There was also no employee health policy on record. Without a written policy, a sick employee has no formal obligation to report symptoms or stay off the line. That is the most direct route from a sick worker to a sick customer.

What These Violations Mean

The combination of food from unapproved sources and undercooking is particularly consequential. Unapproved-source food has not been inspected for Listeria, Salmonella, or E. coli at any point in the supply chain. If that food then reaches a plate without being cooked to the temperature required to kill those pathogens, there is no safety net left.

The improperly cleaned multi-use utensils cited as an intermediate violation compound the picture. Bacterial biofilms develop on inadequately cleaned surfaces within 24 hours and are resistant to standard cleaning methods once established. That means contamination does not reset between service periods.

The reuse of single-use items, also cited as intermediate, introduces a separate contamination pathway. Items designed for a single use, whether gloves, cups, or foil, are not engineered to be sanitized. Reusing them transfers whatever contaminated them the first time.

Taken together, the April 27 inspection documented a kitchen with failures at nearly every control point: sourcing, cooking temperature, surface sanitation, hand hygiene infrastructure, hand hygiene practice, employee illness screening, chemical storage, and customer notification.

The Longer Record

The April 27 inspection was not the first time Anejo Cocina Mexicana accumulated serious violations in a single visit.
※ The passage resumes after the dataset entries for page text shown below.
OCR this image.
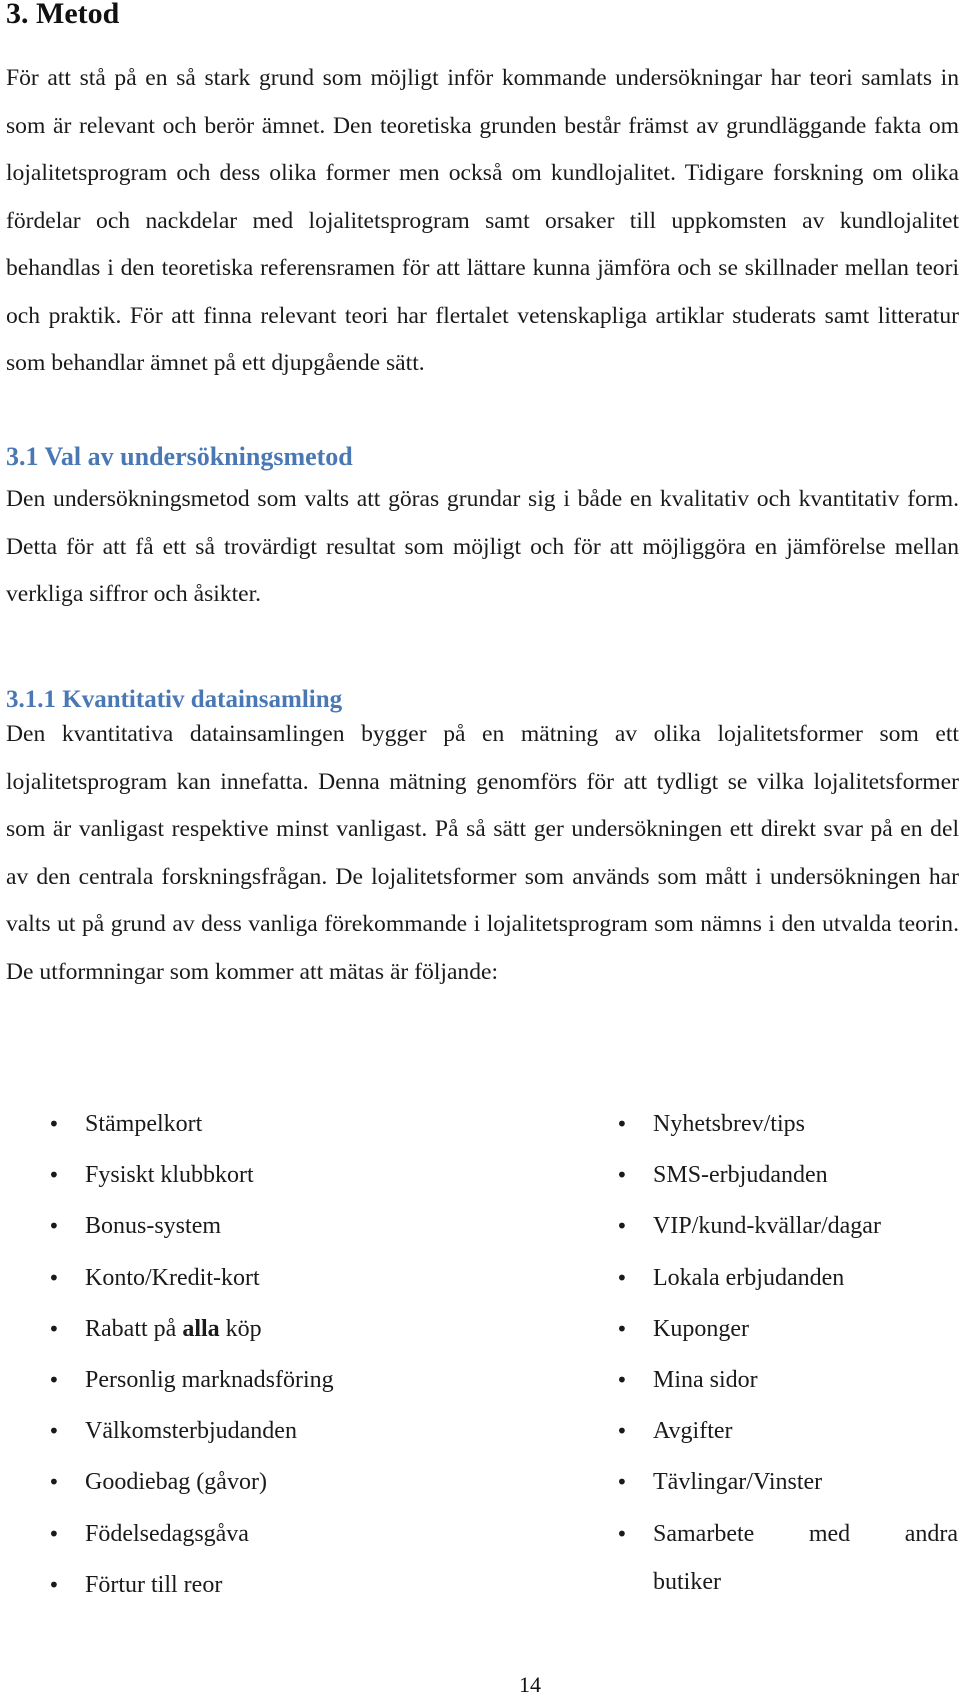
3. Metod

För att stå på en så stark grund som möjligt inför kommande undersökningar har teori samlats in som är relevant och berör ämnet. Den teoretiska grunden består främst av grundläggande fakta om lojalitetsprogram och dess olika former men också om kundlojalitet. Tidigare forskning om olika fördelar och nackdelar med lojalitetsprogram samt orsaker till uppkomsten av kundlojalitet behandlas i den teoretiska referensramen för att lättare kunna jämföra och se skillnader mellan teori och praktik. För att finna relevant teori har flertalet vetenskapliga artiklar studerats samt litteratur som behandlar ämnet på ett djupgående sätt.

3.1 Val av undersökningsmetod

Den undersökningsmetod som valts att göras grundar sig i både en kvalitativ och kvantitativ form. Detta för att få ett så trovärdigt resultat som möjligt och för att möjliggöra en jämförelse mellan verkliga siffror och åsikter.

3.1.1 Kvantitativ datainsamling

Den kvantitativa datainsamlingen bygger på en mätning av olika lojalitetsformer som ett lojalitetsprogram kan innefatta. Denna mätning genomförs för att tydligt se vilka lojalitetsformer som är vanligast respektive minst vanligast. På så sätt ger undersökningen ett direkt svar på en del av den centrala forskningsfrågan. De lojalitetsformer som används som mått i undersökningen har valts ut på grund av dess vanliga förekommande i lojalitetsprogram som nämns i den utvalda teorin. De utformningar som kommer att mätas är följande:

• Stämpelkort
• Fysiskt klubbkort
• Bonus-system
• Konto/Kredit-kort
• Rabatt på alla köp
• Personlig marknadsföring
• Välkomsterbjudanden
• Goodiebag (gåvor)
• Födelsedagsgåva
• Förtur till reor
• Nyhetsbrev/tips
• SMS-erbjudanden
• VIP/kund-kvällar/dagar
• Lokala erbjudanden
• Kuponger
• Mina sidor
• Avgifter
• Tävlingar/Vinster
• Samarbete med andra
butiker
14
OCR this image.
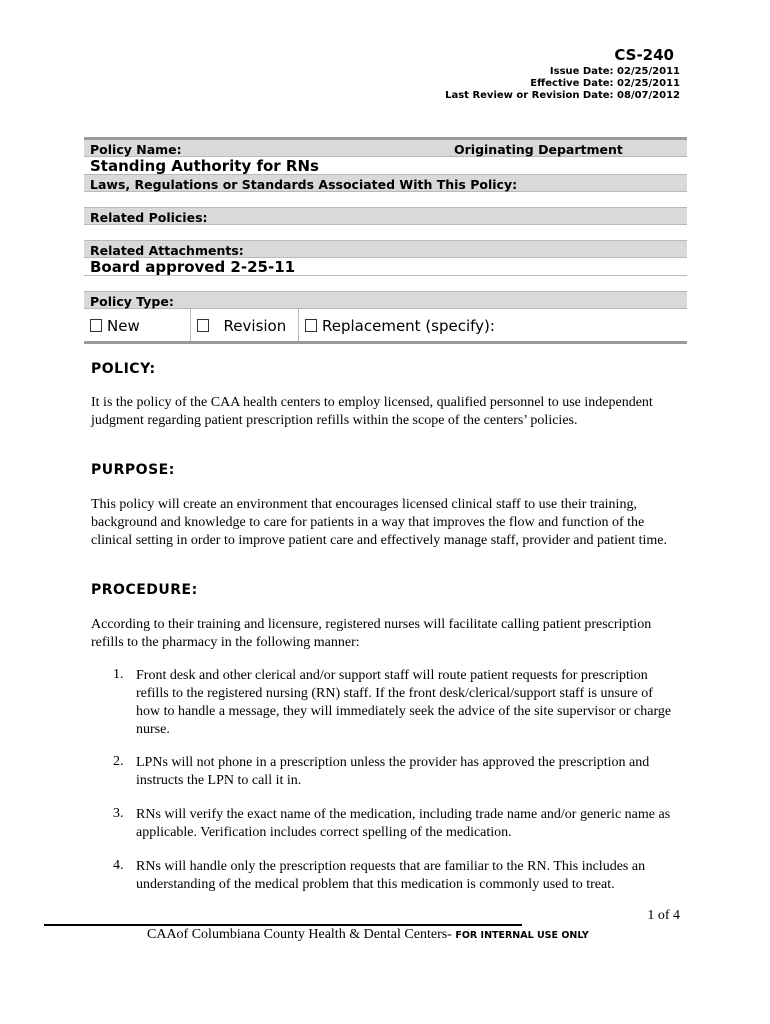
CS-240
Issue Date: 02/25/2011
Effective Date: 02/25/2011
Last Review or Revision Date: 08/07/2012
Policy Name:	Originating Department
Standing Authority for RNs
Laws, Regulations or Standards Associated With This Policy:
Related Policies:
Related Attachments:
Board approved 2-25-11
Policy Type:
New	Revision	Replacement (specify):
POLICY:
It is the policy of the CAA health centers to employ licensed, qualified personnel to use independent judgment regarding patient prescription refills within the scope of the centers’ policies.
PURPOSE:
This policy will create an environment that encourages licensed clinical staff to use their training, background and knowledge to care for patients in a way that improves the flow and function of the clinical setting in order to improve patient care and effectively manage staff, provider and patient time.
PROCEDURE:
According to their training and licensure, registered nurses will facilitate calling patient prescription refills to the pharmacy in the following manner:
1. Front desk and other clerical and/or support staff will route patient requests for prescription refills to the registered nursing (RN) staff. If the front desk/clerical/support staff is unsure of how to handle a message, they will immediately seek the advice of the site supervisor or charge nurse.
2. LPNs will not phone in a prescription unless the provider has approved the prescription and instructs the LPN to call it in.
3. RNs will verify the exact name of the medication, including trade name and/or generic name as applicable. Verification includes correct spelling of the medication.
4. RNs will handle only the prescription requests that are familiar to the RN. This includes an understanding of the medical problem that this medication is commonly used to treat.
1 of 4
CAAof Columbiana County Health & Dental Centers- FOR INTERNAL USE ONLY
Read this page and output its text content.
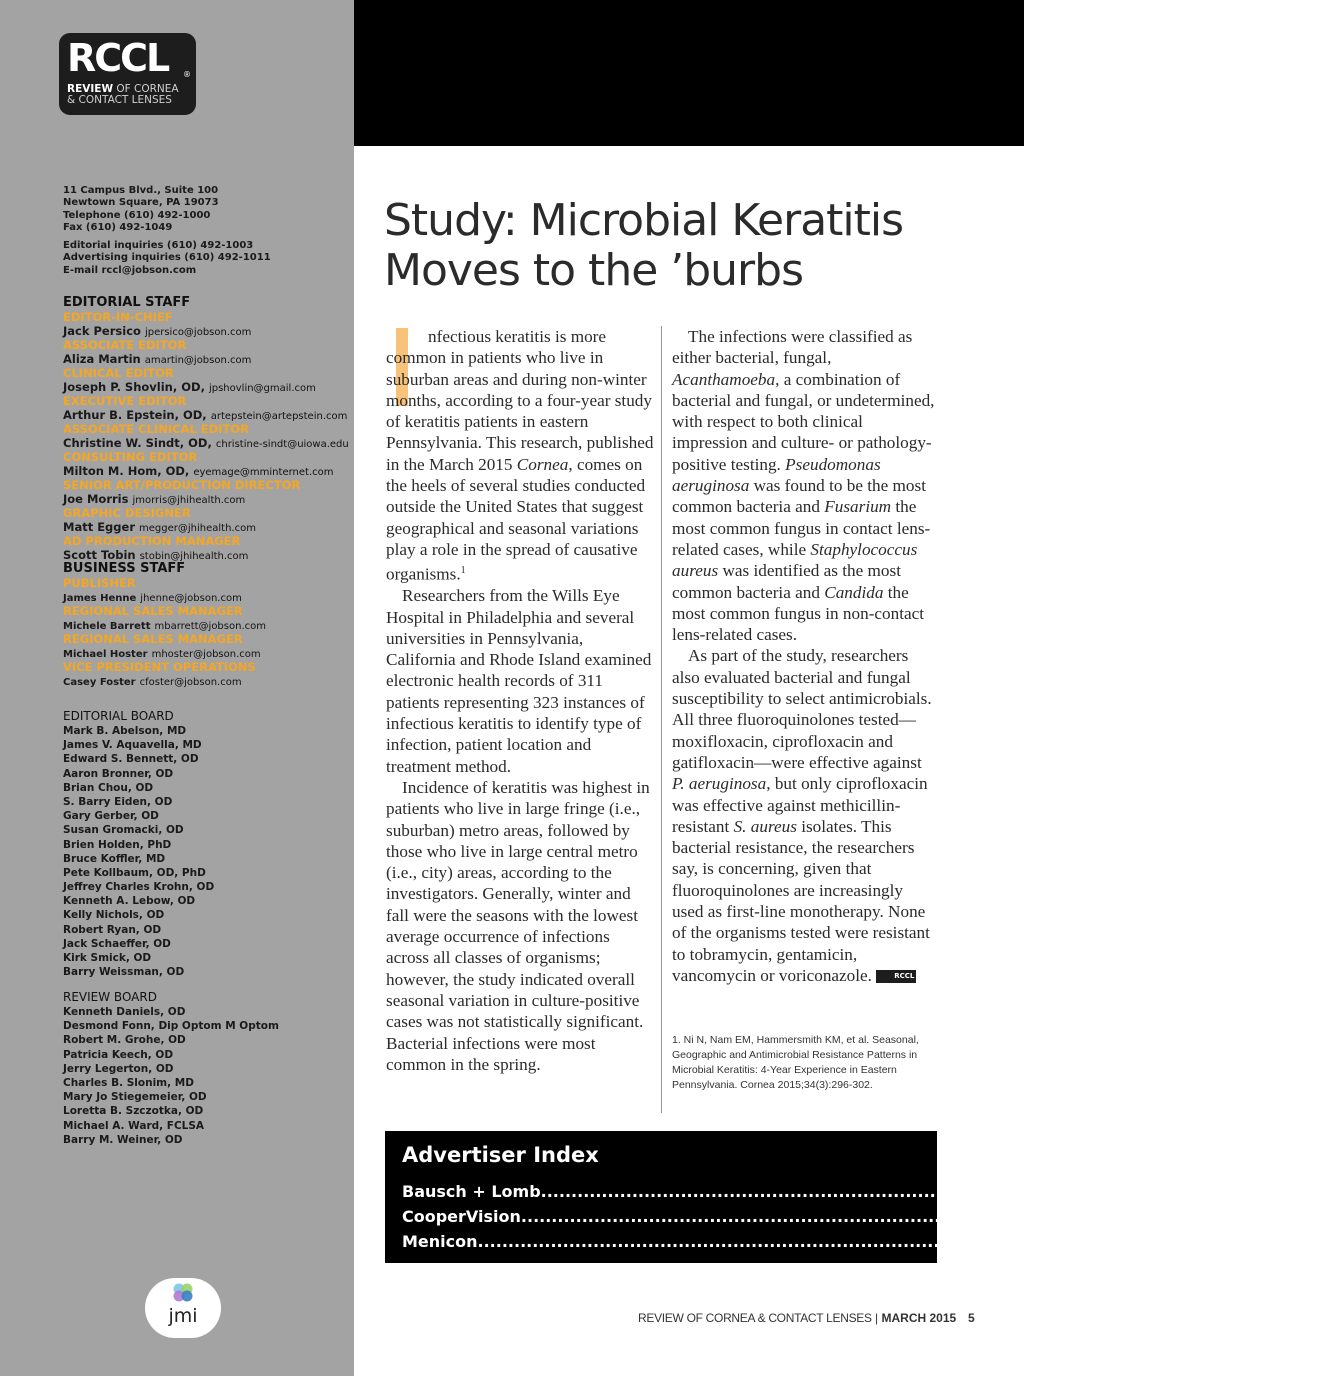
RCCL ®
REVIEW OF CORNEA
& CONTACT LENSES
11 Campus Blvd., Suite 100
Newtown Square, PA 19073
Telephone (610) 492-1000
Fax (610) 492-1049
Editorial inquiries (610) 492-1003
Advertising inquiries (610) 492-1011
E-mail rccl@jobson.com
EDITORIAL STAFF
EDITOR-IN-CHIEF
Jack Persico jpersico@jobson.com
ASSOCIATE EDITOR
Aliza Martin amartin@jobson.com
CLINICAL EDITOR
Joseph P. Shovlin, OD, jpshovlin@gmail.com
EXECUTIVE EDITOR
Arthur B. Epstein, OD, artepstein@artepstein.com
ASSOCIATE CLINICAL EDITOR
Christine W. Sindt, OD, christine-sindt@uiowa.edu
CONSULTING EDITOR
Milton M. Hom, OD, eyemage@mminternet.com
SENIOR ART/PRODUCTION DIRECTOR
Joe Morris jmorris@jhihealth.com
GRAPHIC DESIGNER
Matt Egger megger@jhihealth.com
AD PRODUCTION MANAGER
Scott Tobin stobin@jhihealth.com
BUSINESS STAFF
PUBLISHER
James Henne jhenne@jobson.com
REGIONAL SALES MANAGER
Michele Barrett mbarrett@jobson.com
REGIONAL SALES MANAGER
Michael Hoster mhoster@jobson.com
VICE PRESIDENT OPERATIONS
Casey Foster cfoster@jobson.com
EDITORIAL BOARD
Mark B. Abelson, MD
James V. Aquavella, MD
Edward S. Bennett, OD
Aaron Bronner, OD
Brian Chou, OD
S. Barry Eiden, OD
Gary Gerber, OD
Susan Gromacki, OD
Brien Holden, PhD
Bruce Koffler, MD
Pete Kollbaum, OD, PhD
Jeffrey Charles Krohn, OD
Kenneth A. Lebow, OD
Kelly Nichols, OD
Robert Ryan, OD
Jack Schaeffer, OD
Kirk Smick, OD
Barry Weissman, OD
REVIEW BOARD
Kenneth Daniels, OD
Desmond Fonn, Dip Optom M Optom
Robert M. Grohe, OD
Patricia Keech, OD
Jerry Legerton, OD
Charles B. Slonim, MD
Mary Jo Stiegemeier, OD
Loretta B. Szczotka, OD
Michael A. Ward, FCLSA
Barry M. Weiner, OD
jmi
Study: Microbial Keratitis
Moves to the ’burbs

nfectious keratitis is more common in patients who live in suburban areas and during non-winter months, according to a four-year study of keratitis patients in eastern Pennsylvania. This research, published in the March 2015 Cornea, comes on the heels of several studies conducted outside the United States that suggest geographical and seasonal variations play a role in the spread of causative organisms.$^1$

Researchers from the Wills Eye Hospital in Philadelphia and several universities in Pennsylvania, California and Rhode Island examined electronic health records of 311 patients representing 323 instances of infectious keratitis to identify type of infection, patient location and treatment method.

Incidence of keratitis was highest in patients who live in large fringe (i.e., suburban) metro areas, followed by those who live in large central metro (i.e., city) areas, according to the investigators. Generally, winter and fall were the seasons with the lowest average occurrence of infections across all classes of organisms; however, the study indicated overall seasonal variation in culture-positive cases was not statistically significant. Bacterial infections were most common in the spring.

The infections were classified as either bacterial, fungal, Acanthamoeba, a combination of bacterial and fungal, or undetermined, with respect to both clinical impression and culture- or pathology-positive testing. Pseudomonas aeruginosa was found to be the most common bacteria and Fusarium the most common fungus in contact lens-related cases, while Staphylococcus aureus was identified as the most common bacteria and Candida the most common fungus in non-contact lens-related cases.

As part of the study, researchers also evaluated bacterial and fungal susceptibility to select antimicrobials. All three fluoroquinolones tested—moxifloxacin, ciprofloxacin and gatifloxacin—were effective against P. aeruginosa, but only ciprofloxacin was effective against methicillin-resistant S. aureus isolates. This bacterial resistance, the researchers say, is concerning, given that fluoroquinolones are increasingly used as first-line monotherapy. None of the organisms tested were resistant to tobramycin, gentamicin, vancomycin or voriconazole.	RCCL

1. Ni N, Nam EM, Hammersmith KM, et al. Seasonal, Geographic and Antimicrobial Resistance Patterns in Microbial Keratitis: 4-Year Experience in Eastern Pennsylvania. Cornea 2015;34(3):296-302.
Advertiser Index
Bausch + Lomb .............................................................................................................. Page 22
CooperVision .............................................................................................................. Cover 2, Cover 3
Menicon .............................................................................................................. Cover 4
REVIEW OF CORNEA & CONTACT LENSES | MARCH 2015 5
State records show the restaurant has been inspected 20 times, accumulating 158 total violations across its history. It has never been emergency-closed.

The prior inspection on April 28, 2025, produced 12 high-severity and 4 intermediate violations, a worse single-visit total than the current inspection. That visit was followed by a clean inspection on May 7, 2025, suggesting the restaurant corrected the cited problems. But the pattern did not hold.

By late October 2025, the violations had returned. An inspection on October 29 of that year found 10 high-severity and 3 intermediate violations. Follow-up inspections on October 30, October 31, and November 3 each found 2 high-severity violations before a clean inspection on November 4 cleared the slate again.

The April 2025 spike, the October 2025 spike, and now the April 2026 spike describe a facility that corrects violations when pressed, then accumulates them again. The restaurant has now recorded high-severity violations in three separate inspection clusters across 13 months.

After the April 27, 2026 inspection, Anejo Cocina Mexicana remained open for business.